After every 2016 blocks, Bitcoin will adjust the mining difficulty based on network conditions; if the arithmetic rises, resulting in no need for 10 minutes to mine a Bitcoin block (i.e., less than 2 weeks to mine 2016 blocks), then the Bitcoin network will subsequently increase the mining difficulty; if the arithmetic falls, requiring more than 10 minutes to mine a Bitcoin block, then the Bitcoin network will subsequently reduce the mining difficulty.
Once the bitcoin mining difficulty is adjusted, bitcoin miners that remain on the network will gain more market share.
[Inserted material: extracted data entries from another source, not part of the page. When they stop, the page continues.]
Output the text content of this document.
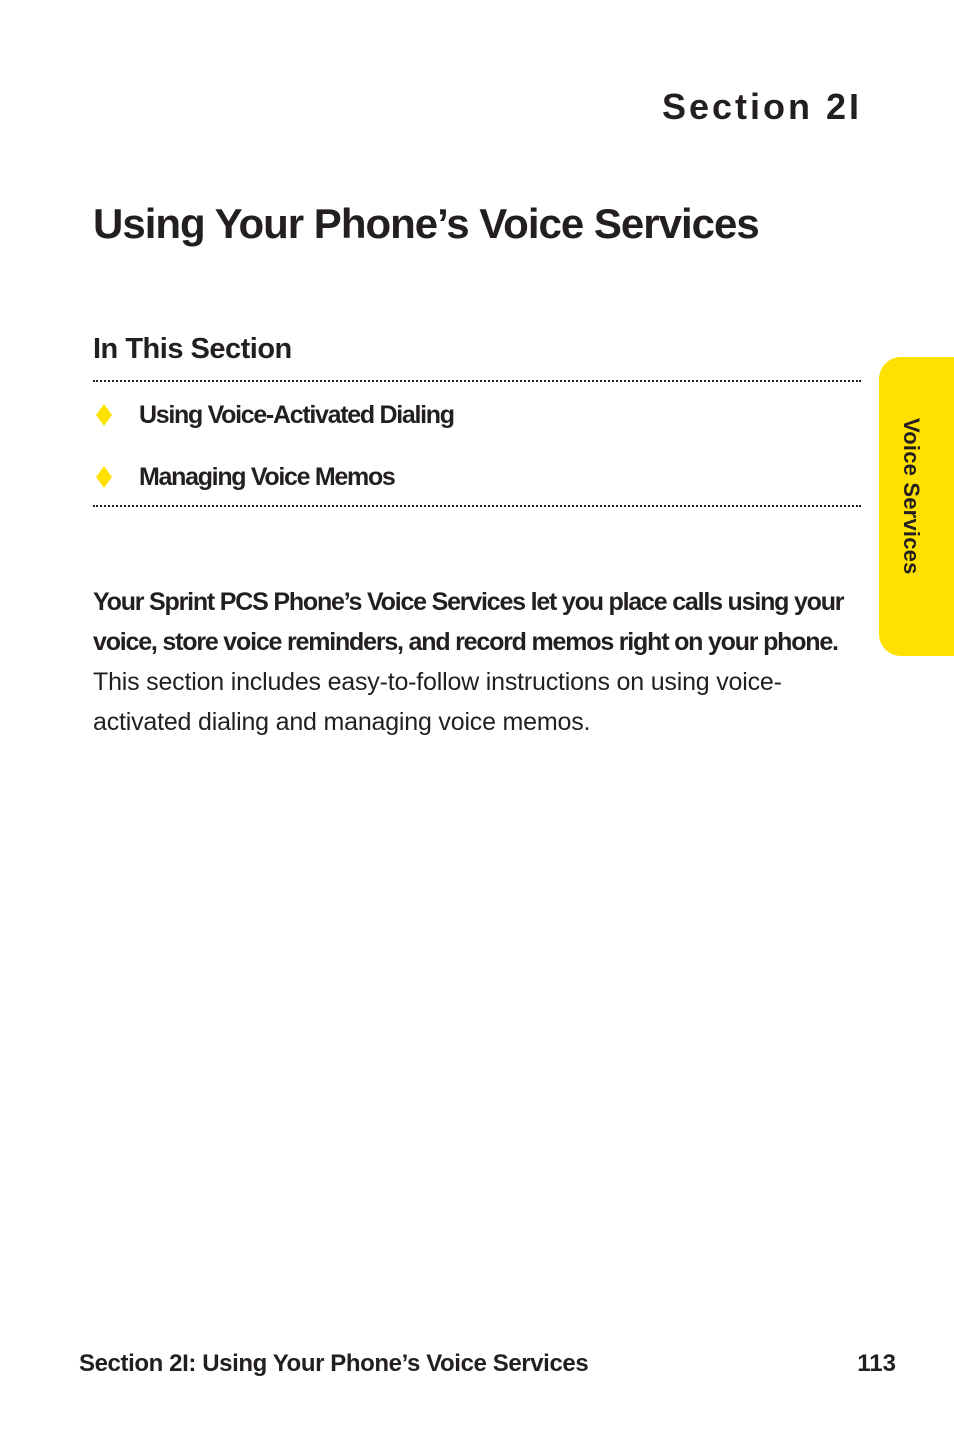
Section 2I
Using Your Phone’s Voice Services
In This Section
Using Voice-Activated Dialing
Managing Voice Memos

Your Sprint PCS Phone’s Voice Services let you place calls using your voice, store voice reminders, and record memos right on your phone. This section includes easy-to-follow instructions on using voice-activated dialing and managing voice memos.

Voice Services
Section 2I: Using Your Phone’s Voice Services	113
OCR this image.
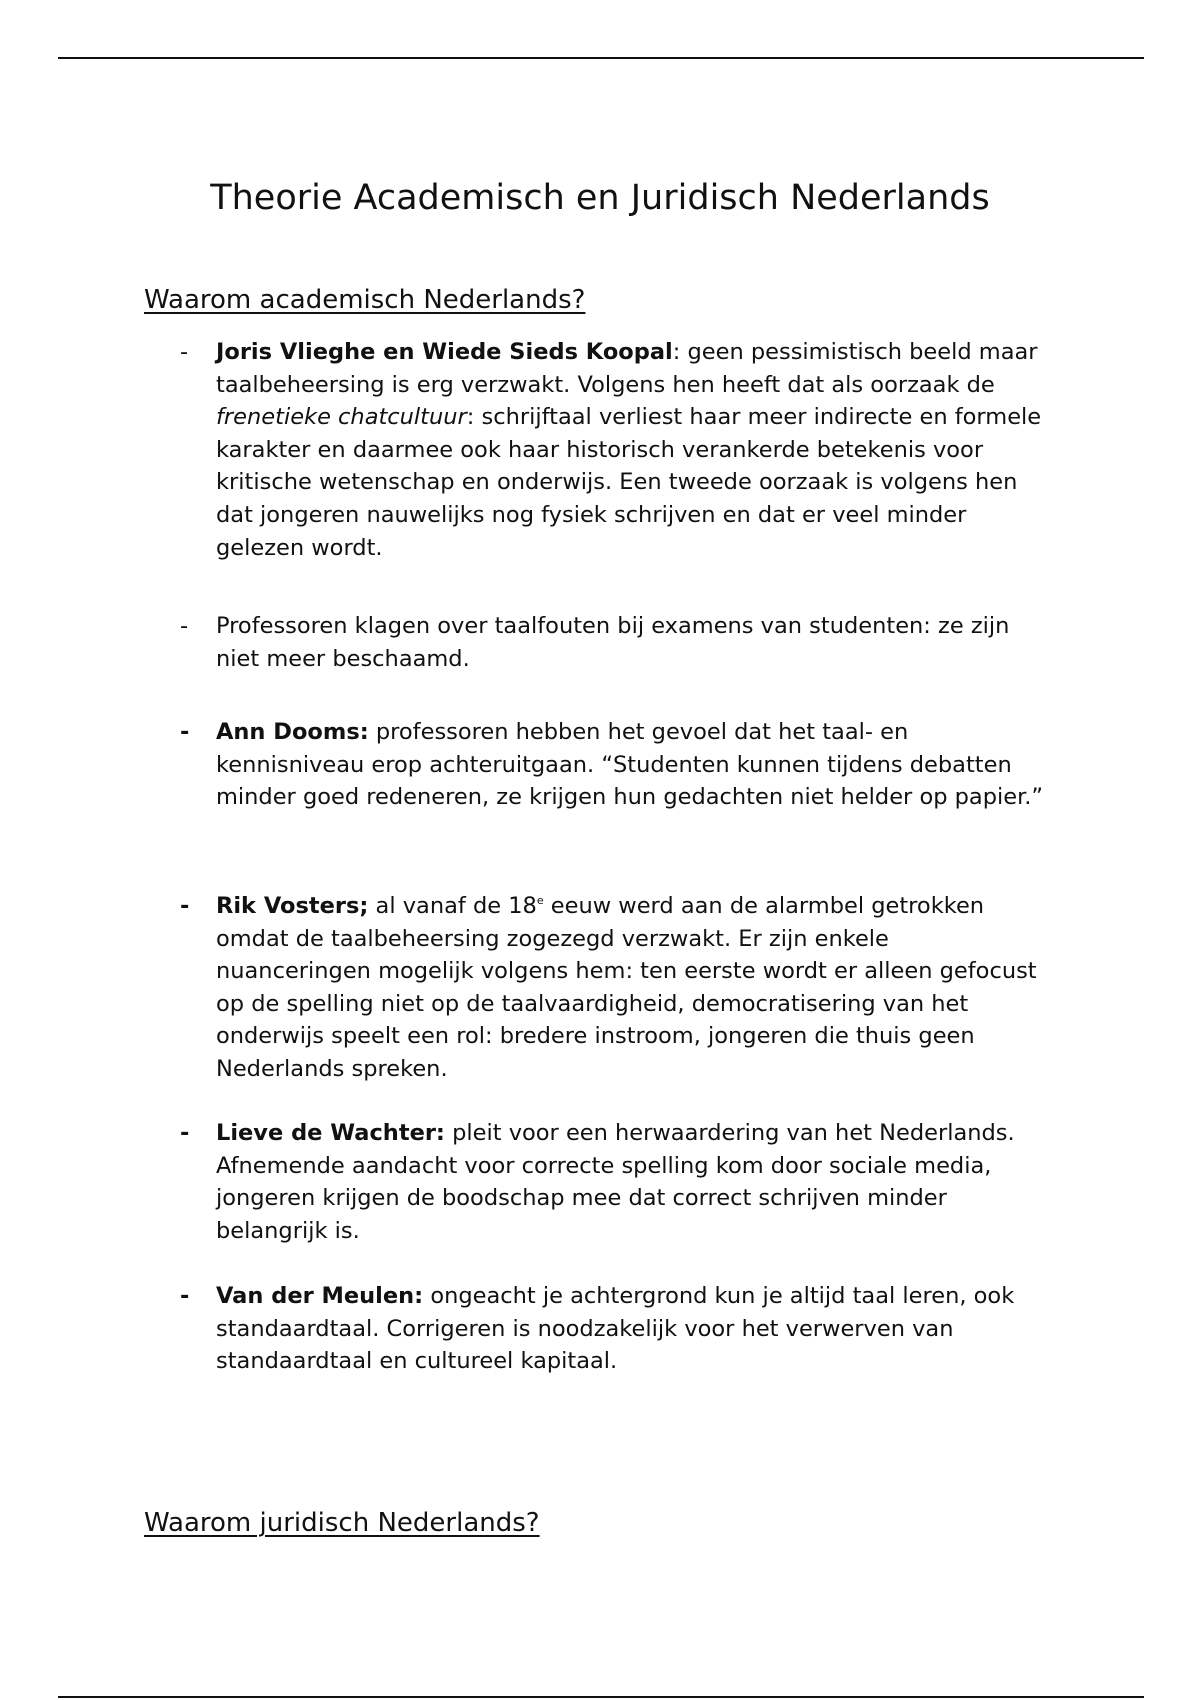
Theorie Academisch en Juridisch Nederlands
Waarom academisch Nederlands?
-	Joris Vlieghe en Wiede Sieds Koopal: geen pessimistisch beeld maar taalbeheersing is erg verzwakt. Volgens hen heeft dat als oorzaak de frenetieke chatcultuur: schrijftaal verliest haar meer indirecte en formele karakter en daarmee ook haar historisch verankerde betekenis voor kritische wetenschap en onderwijs. Een tweede oorzaak is volgens hen dat jongeren nauwelijks nog fysiek schrijven en dat er veel minder gelezen wordt.
-	Professoren klagen over taalfouten bij examens van studenten: ze zijn niet meer beschaamd.
-	Ann Dooms: professoren hebben het gevoel dat het taal- en kennisniveau erop achteruitgaan. “Studenten kunnen tijdens debatten minder goed redeneren, ze krijgen hun gedachten niet helder op papier.”
-	Rik Vosters; al vanaf de 18e eeuw werd aan de alarmbel getrokken omdat de taalbeheersing zogezegd verzwakt. Er zijn enkele nuanceringen mogelijk volgens hem: ten eerste wordt er alleen gefocust op de spelling niet op de taalvaardigheid, democratisering van het onderwijs speelt een rol: bredere instroom, jongeren die thuis geen Nederlands spreken.
-	Lieve de Wachter: pleit voor een herwaardering van het Nederlands. Afnemende aandacht voor correcte spelling kom door sociale media, jongeren krijgen de boodschap mee dat correct schrijven minder belangrijk is.
-	Van der Meulen: ongeacht je achtergrond kun je altijd taal leren, ook standaardtaal. Corrigeren is noodzakelijk voor het verwerven van standaardtaal en cultureel kapitaal.
Waarom juridisch Nederlands?
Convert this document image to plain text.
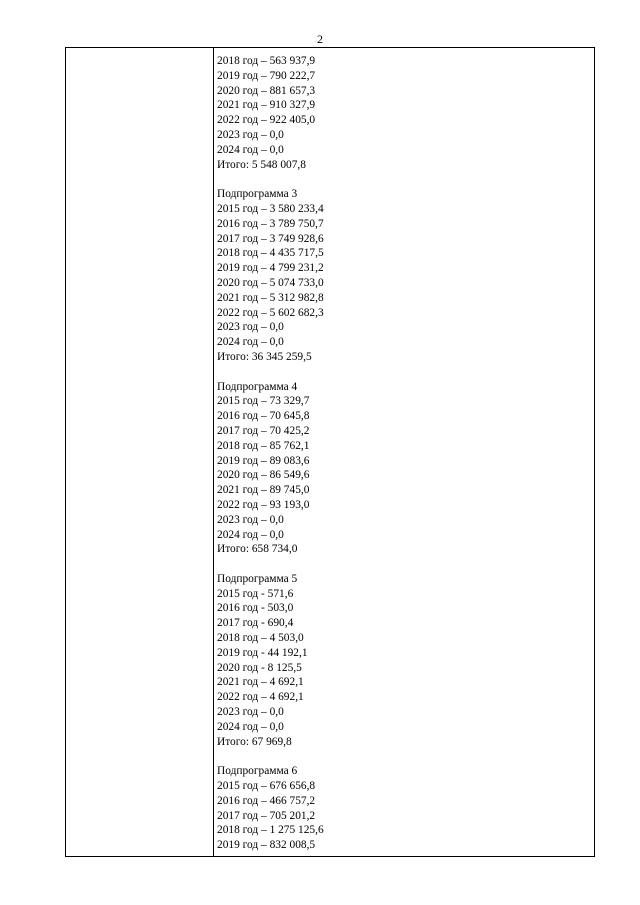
2
2018 год – 563 937,9
2019 год – 790 222,7
2020 год – 881 657,3
2021 год – 910 327,9
2022 год – 922 405,0
2023 год – 0,0
2024 год – 0,0
Итого: 5 548 007,8
Подпрограмма 3
2015 год – 3 580 233,4
2016 год – 3 789 750,7
2017 год – 3 749 928,6
2018 год – 4 435 717,5
2019 год – 4 799 231,2
2020 год – 5 074 733,0
2021 год – 5 312 982,8
2022 год – 5 602 682,3
2023 год – 0,0
2024 год – 0,0
Итого: 36 345 259,5
Подпрограмма 4
2015 год – 73 329,7
2016 год – 70 645,8
2017 год – 70 425,2
2018 год – 85 762,1
2019 год – 89 083,6
2020 год – 86 549,6
2021 год – 89 745,0
2022 год – 93 193,0
2023 год – 0,0
2024 год – 0,0
Итого: 658 734,0
Подпрограмма 5
2015 год - 571,6
2016 год - 503,0
2017 год - 690,4
2018 год – 4 503,0
2019 год - 44 192,1
2020 год - 8 125,5
2021 год – 4 692,1
2022 год – 4 692,1
2023 год – 0,0
2024 год – 0,0
Итого: 67 969,8
Подпрограмма 6
2015 год – 676 656,8
2016 год – 466 757,2
2017 год – 705 201,2
2018 год – 1 275 125,6
2019 год – 832 008,5
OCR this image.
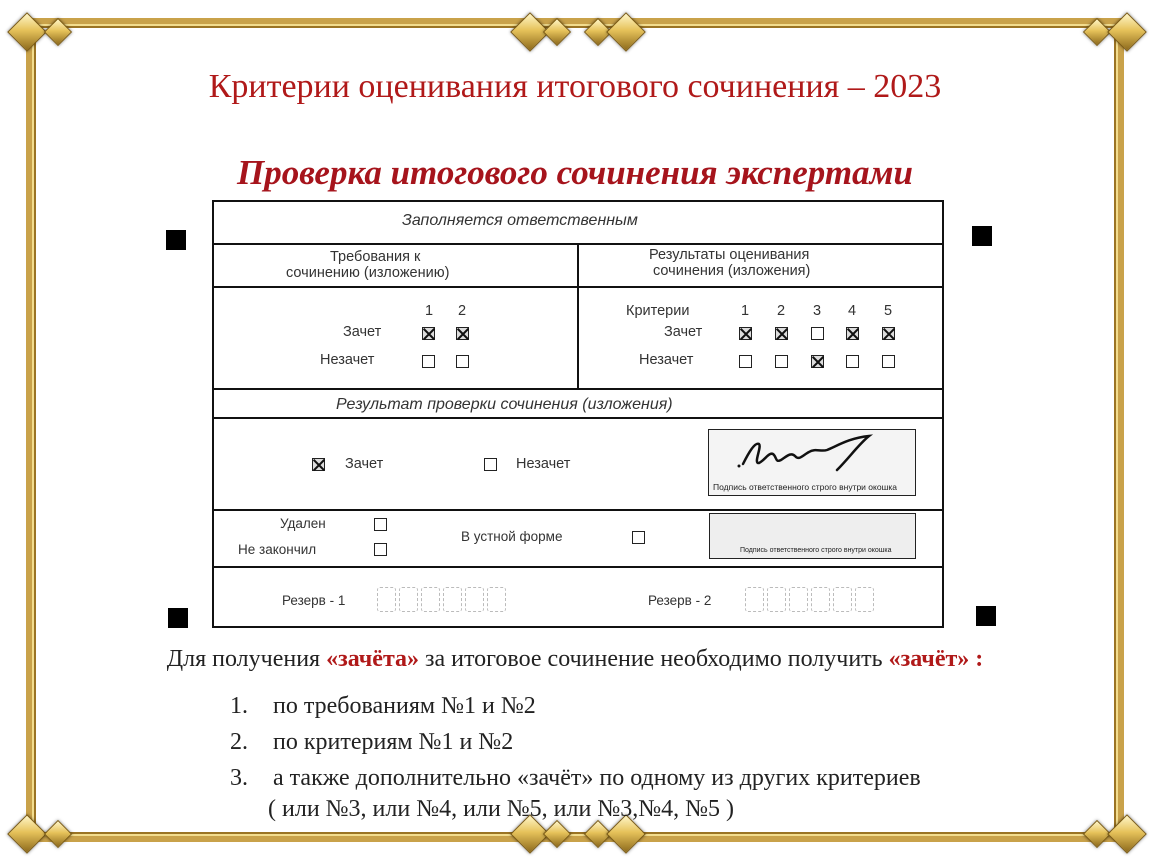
Критерии оценивания итогового сочинения – 2023
Проверка итогового сочинения экспертами
Заполняется ответственным
Требования к
сочинению (изложению)
Результаты оценивания
сочинения (изложения)
1 2
Зачет
Незачет
Критерии
Зачет
Незачет
Результат проверки сочинения (изложения)
Зачет	Незачет
Подпись ответственного строго внутри окошка
Удален
Не закончил
В устной форме
Подпись ответственного строго внутри окошка
Резерв - 1	Резерв - 2
1 2 3 4 5
Для получения «зачёта» за итоговое сочинение необходимо получить «зачёт» :
1. по требованиям №1 и №2
2. по критериям №1 и №2
3. а также дополнительно «зачёт» по одному из других критериев
( или №3, или №4, или №5, или №3,№4, №5 )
However, it is important to note that this drop in Bitcoin’s arithmetic power has hit the industry harder than many people thought, and until the Bitcoin mining difficulty is adjusted, the network will still be very slow to get blocks out, and after the Bitcoin mining difficulty is adjusted, it is still worth waiting to see if the network will return to the state people expect.
Posted by:CoinYuppie，Reprinted with attribution to:https://coinyuppie.com/will-bitcoin-fall-apart-after-the-counting-nightmare/
Coinyuppie is an open information publishing platform, all information provided is not related to the views and positions of coinyuppie, and does not constitute any investment and financial advice. Users are expected to carefully screen and prevent risks.